More than that, though, Sarri is a man who sees strength in consistency. Napoli have rarely surprised anyone with their tactical approach over the last three years, lining up every week in the same 4-3-3, and yet they have swept opponents aside with a dazzling brand of football. Critics, however, suggested that his team failed to win the title last season because he had failed to rotate against weaker teams, leaving players exhausted by the end of the season.
Arrigo Sacchi, who forged one of the greatest sides in European history at AC Milan in the late 1980s, has only praise for Sarri, hailing him as a "genius".
Sacchi told Marca last year: "He has a great ability to teach... Sarri is the strength of the team. He is the director and author of the orchestra, all the players have improved under him. When you see Sarri's teams play, you know how they train. He is a genius."
Like any coach, Sarri has his flaws. He has been involved in provocative incidents - not least an abusive rant at a female football journalist and raising his middle finger at Juventus fans last season.
Italy coach Roberto Mancini accused Sarri of homophobia when he allegedly called him a "f*****" during an Italian Cup semi-final in 2016 when he was the Inter Milan boss. That sort of language will land him in hot water with the authorities but another more immediate quandary awaits him - how does he get past the strict no-smoking policies at English grounds?

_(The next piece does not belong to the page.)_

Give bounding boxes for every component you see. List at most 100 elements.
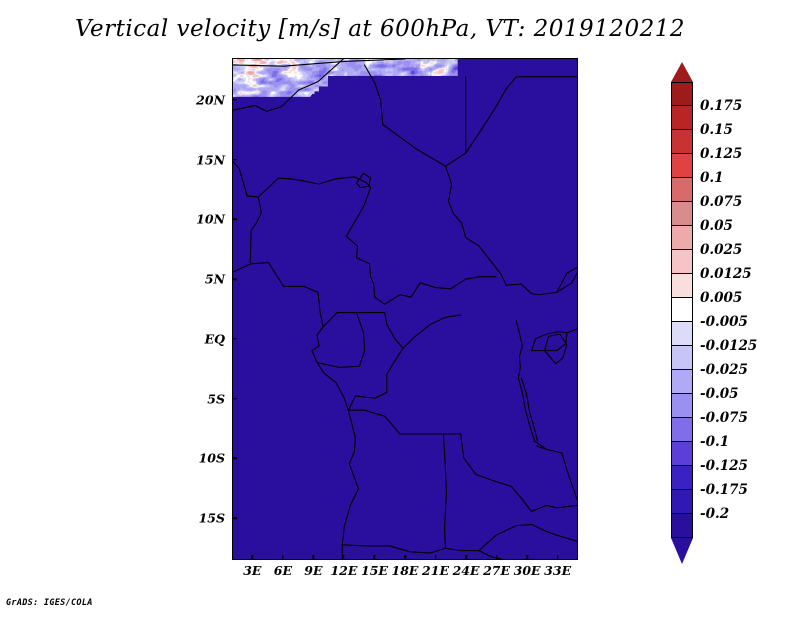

There is some debate about quite how many he smokes a day - some say 60, while Mertens thought it's more like five packets.
Sarri must hope EPL clubs are as accommodating as German side Leipzig, who erected a special smoking section in the Napoli dressing room last season for a Europa League match.
But whether they prove accommodating on the pitch will determine whether his hopes burn bright or go up in a puff of smoke.